Basti's Scratchpad on the Internet

Posts tagged "science":

11 Sep 2019

How we perceive Speech

Now that I am officially a failed scientist, I might as well talk about my research in public. I spent the last few years analyzing speech recordings. Particularly, voiced speech, where vibrations in the vocal folds excite resonances in the vocal tract, and a tonal sound leaves our mouths and noses.

As humans, we are particularly tuned to recognizing these kinds of sounds. Even in loud background noise, even with dozens of people talking at the same time, we can clearly identify the sound of a human voice (even if we might not be able to understand the words).

spectrogram.png
Figure 1: A spectrogram of speech (it's me, saying: "Es war einmal ein Mann")

Looking at these sounds from a physical point of view, we can see that it is made up of a fundamental frequency at the voice's pitch, and harmonics at integer multiples of the fundamental.
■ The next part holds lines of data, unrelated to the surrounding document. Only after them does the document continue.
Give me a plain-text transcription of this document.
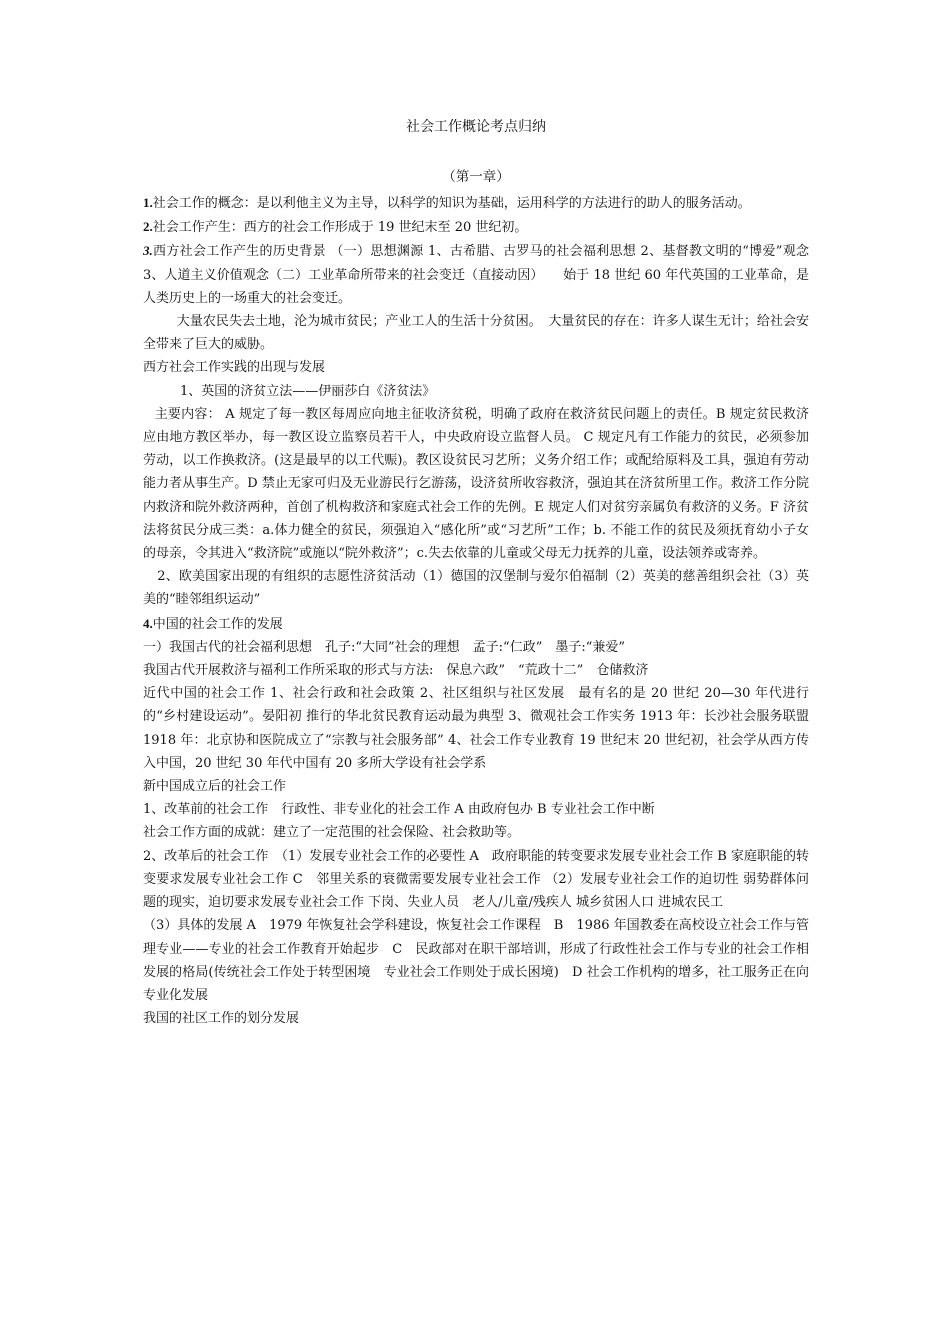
社会工作概论考点归纳
（第一章）

1.社会工作的概念：是以利他主义为主导，以科学的知识为基础，运用科学的方法进行的助人的服务活动。

2.社会工作产生：西方的社会工作形成于 19 世纪末至 20 世纪初。

3.西方社会工作产生的历史背景 （一）思想渊源 1、古希腊、古罗马的社会福利思想 2、基督教文明的“博爱”观念 3、人道主义价值观念（二）工业革命所带来的社会变迁（直接动因）　　始于 18 世纪 60 年代英国的工业革命，是人类历史上的一场重大的社会变迁。

大量农民失去土地，沦为城市贫民；产业工人的生活十分贫困。　大量贫民的存在：许多人谋生无计；给社会安全带来了巨大的威胁。

西方社会工作实践的出现与发展

1、英国的济贫立法——伊丽莎白《济贫法》

主要内容： A 规定了每一教区每周应向地主征收济贫税，明确了政府在救济贫民问题上的责任。B 规定贫民救济应由地方教区举办，每一教区设立监察员若干人，中央政府设立监督人员。 C 规定凡有工作能力的贫民，必须参加劳动，以工作换救济。(这是最早的以工代赈)。教区设贫民习艺所；义务介绍工作；或配给原料及工具，强迫有劳动能力者从事生产。D 禁止无家可归及无业游民行乞游荡，设济贫所收容救济，强迫其在济贫所里工作。救济工作分院内救济和院外救济两种，首创了机构救济和家庭式社会工作的先例。E 规定人们对贫穷亲属负有救济的义务。F 济贫法将贫民分成三类：a.体力健全的贫民，须强迫入“感化所”或“习艺所”工作；b. 不能工作的贫民及须抚育幼小子女的母亲，令其进入“救济院”或施以“院外救济”；c.失去依靠的儿童或父母无力抚养的儿童，设法领养或寄养。

2、欧美国家出现的有组织的志愿性济贫活动（1）德国的汉堡制与爱尔伯福制（2）英美的慈善组织会社（3）英美的“睦邻组织运动”

4.中国的社会工作的发展

一）我国古代的社会福利思想　孔子:“大同”社会的理想　孟子:“仁政”　墨子:“兼爱”

我国古代开展救济与福利工作所采取的形式与方法:　保息六政”　“荒政十二”　仓储救济

近代中国的社会工作 1、社会行政和社会政策 2、社区组织与社区发展　最有名的是 20 世纪 20—30 年代进行的“乡村建设运动”。晏阳初 推行的华北贫民教育运动最为典型 3、微观社会工作实务 1913 年：长沙社会服务联盟　1918 年：北京协和医院成立了“宗教与社会服务部” 4、社会工作专业教育 19 世纪末 20 世纪初，社会学从西方传入中国，20 世纪 30 年代中国有 20 多所大学设有社会学系

新中国成立后的社会工作

1、改革前的社会工作　行政性、非专业化的社会工作 A 由政府包办 B 专业社会工作中断

社会工作方面的成就：建立了一定范围的社会保险、社会救助等。

2、改革后的社会工作　（1）发展专业社会工作的必要性 A　政府职能的转变要求发展专业社会工作 B 家庭职能的转变要求发展专业社会工作 C　邻里关系的衰微需要发展专业社会工作 （2）发展专业社会工作的迫切性 弱势群体问题的现实，迫切要求发展专业社会工作 下岗、失业人员　老人/儿童/残疾人 城乡贫困人口 进城农民工

（3）具体的发展 A　1979 年恢复社会学科建设，恢复社会工作课程　B　1986 年国教委在高校设立社会工作与管理专业——专业的社会工作教育开始起步　C　民政部对在职干部培训，形成了行政性社会工作与专业的社会工作相发展的格局(传统社会工作处于转型困境　专业社会工作则处于成长困境)　D 社会工作机构的增多，社工服务正在向专业化发展

我国的社区工作的划分发展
And even though the sound is clearly composed of multiple harmonics, we perceive it as a single sound with a single pitch. Even more perplexing, we attribute all of these harmonics to a single voice, even if they criss-cross with tonal sounds from different sources.

Yet, speech recognition systems regularly struggle with such tasks, unless we feed them unholy amounts of data and processing power. In other words, there has to be more to speech than the simple figure above indicates.

One area is definitely time resolution. Obviously, when the vocal folds open to admit a puff of air into the vocal tract, phases align, and loudness is higher than when the vocal folds have closed again and phases go out of sync. This happens several hundreds of times per second, at the frequency of the fundamental. Yet, this phase coherence is invisible in most of our visualizations, such as the spectrogram above, or the MFCCs usually used in speech recognition, as they are too coarse for such short-time detail.

An even more interesting detail emerges from fMRI scans of people who are speaking, and people who are listening to speech: their activation patterns are strikingly similar. As in, motor groups are activating when listening, just as if actual speech muscles were moved. To me, this indicates that when we listen to speech, we simulate speaking. And I find it highly likely that we understand speech mostly in terms of the movements we would have to make to imitate it. In other words, we do not internalize speech as an audio signal, but as muscle movements.

This matches another observation from a different area: When learning a foreign language, we can not hear what we can not produce. If you didn't learn how to speak an Ö and Ü (two German umlauts) as a child, you will have a hard time hearing the difference as an adult. Yet they sound completely distinct to me. In a production model, this makes a lot of sense, as we wouldn't know how to simulate a sound we can not produce.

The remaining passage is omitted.